Presente na linguagem a determinação que fazia falta nos anos anteriores. Ficou claro o desejo de reconstruir o poderio militar dos Estados Unidos, a ordem de destruir o Estado islâmico, o apoio à OTAN.
Nem uma palavra sobre a Rússia. Nem uma palavra sobre a Ucrânia. Nem uma palavra sobre a Crimeia. Não é silêncio tranquilizador, pode estar dizendo muito. O que estarão agora pensando os países bálticos? Os ucranianos e kosovares? Os povos que fazem fronteira com a antiga União Soviética? Julgarão suficiente a manifestação de apoio à OTAN? Mais um sobressalto: “Não é meu dever representar o mundo”. Correto, em termos. Por sua posição, cabe aos Estados Unidos o dever de proteção e manutenção da ordem mundial. Pode sinalizar rumo isolacionista. O slogan America First, pela forma como vem sendo empregado, vai na mesma direção. Essas são as maiores indefinições da política de Washington.
Um aspecto ainda a observar: “Retiramos os Estados Unidos da Parceria Transpacífico”. Se no futuro significar aumento da influência da China no Pacífico, a medida terá sido catastrófica. Pode levar a isso, é o temor de numerosas figuras de importância na vida pública dos Estados Unidos. Respigo entre elas advertência de John McCain, dos mais importantes senadores republicanos, conhecido especialista em segurança e política externa: “Minha preocupação é que entreguemos a região da Ásia-Pacífico para a China. Eles têm agora um papel muito significativo na região Ásia-Pacífico e estamos em retirada”.
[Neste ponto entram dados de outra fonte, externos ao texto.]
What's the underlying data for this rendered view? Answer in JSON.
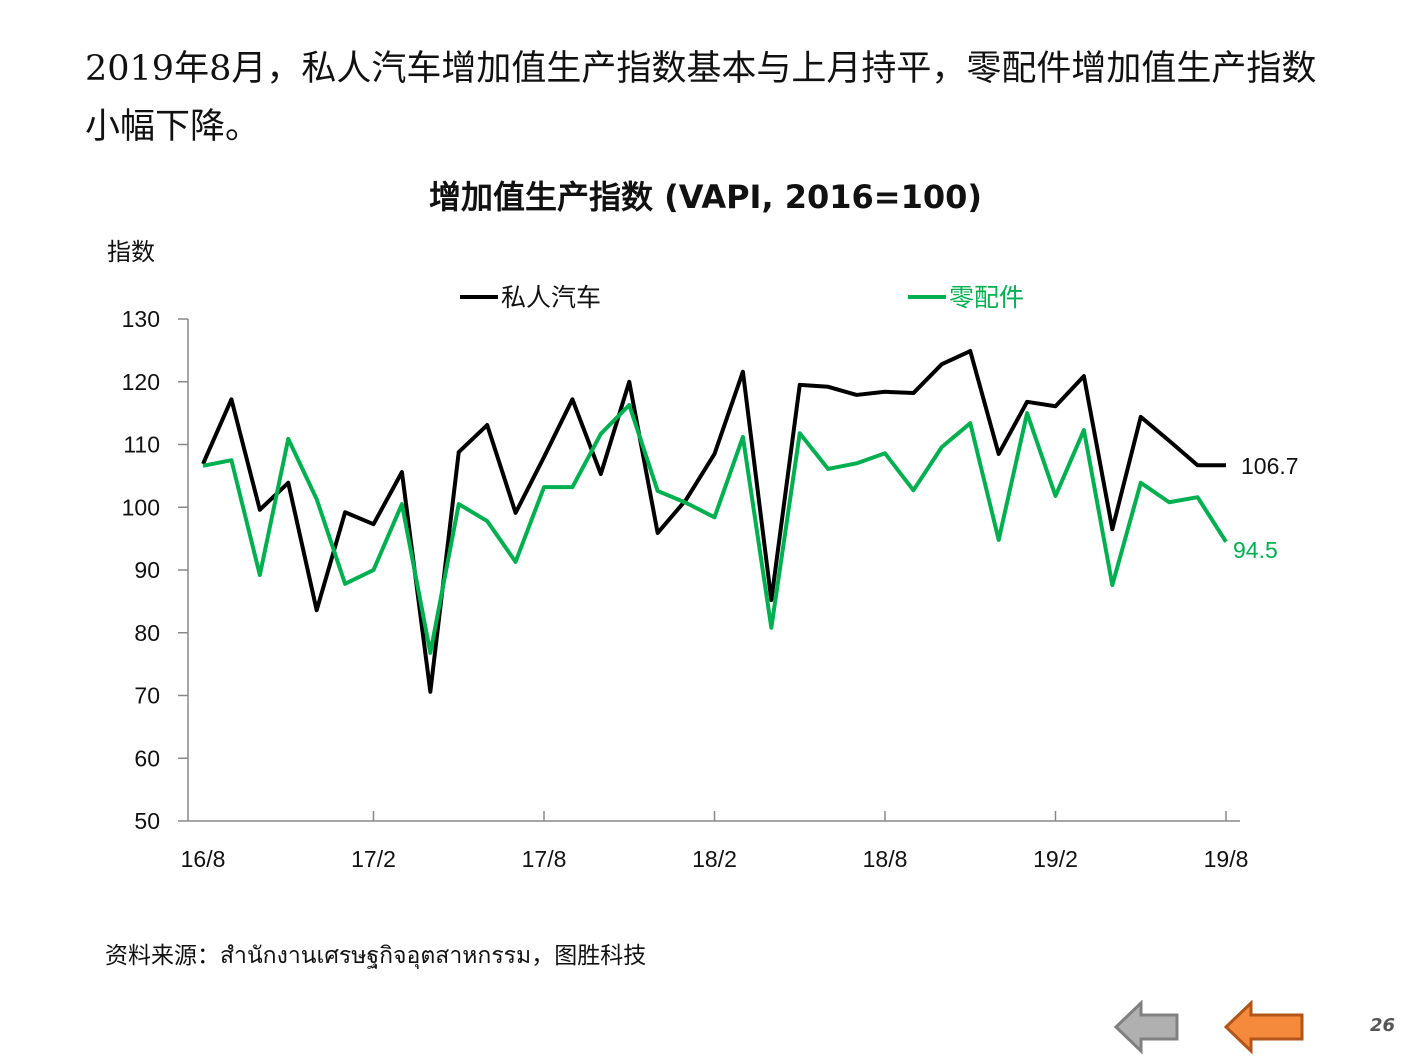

Donald Trump determinou medidas de combate ao tráfico de drogas. Quanto às leis e providências referentes aos imigrantes, nada de especial, o tema está sendo estudado no governo. A indicação do juiz Neil Gorsuch para a Corte Suprema, apenas aludida na fala, sugere conduta contrária à agenda libertária; acontecendo, repercutirá bem no futuro dos Estados Unidos.
Para terminar, alguns pontos de política interna ali mencionados: “O mercado de ações ganhou quase três trilhões de dólares desde o dia da eleição, 8 de novembro. Levamos a cabo um esforço histórico para reduzir regulamentações que destroem empregos. Limpamos o caminho para a construção dos oleodutos de Keystone e Dakota. Minha equipe econômica está pondo no papel uma reforma fiscal que reduzirá os impostos para a empresas. Ao mesmo tempo, diminuiremos energicamente os impostos para a classe média. O primeiro presidente republicano, Abraham Lincoln, advertiu que ‘o abandono da política protecionista pelo governo norte-americano produzirá pobreza e ruina no povo’. Estou enviando ao Congresso proposta para rejeitar e substituir o Obamacare com reformas que aumentarão a possibilidade de escolha, o acesso, baixarão custos e, ao mesmo tempo, melhorarão o atendimento médico. Precisamos ajudar os norte-americanos a comprar o plano que eles querem e não o plano imposto a eles pelo governo”.
O plano econômico de diminuição do intervencionismo, estímulo à iniciativa privada, menos impostos, teve resposta positiva. O mercado de ações, um dos sintomas, vem subindo, em 27 de fevereiro o índice Dow Jones alcançou seu 12º recorde consecutivo. Os agentes econômicos manifestam confiança no futuro da economia. A nota protecionista da fala justifica sobreaviso.
Em resumo, repito com matizes o que coloquei no título do artigo de 14 de novembro: Esperança e preocupação. Foram tomadas medidas que justificavam a esperança. As nuvens não sumiram do horizonte.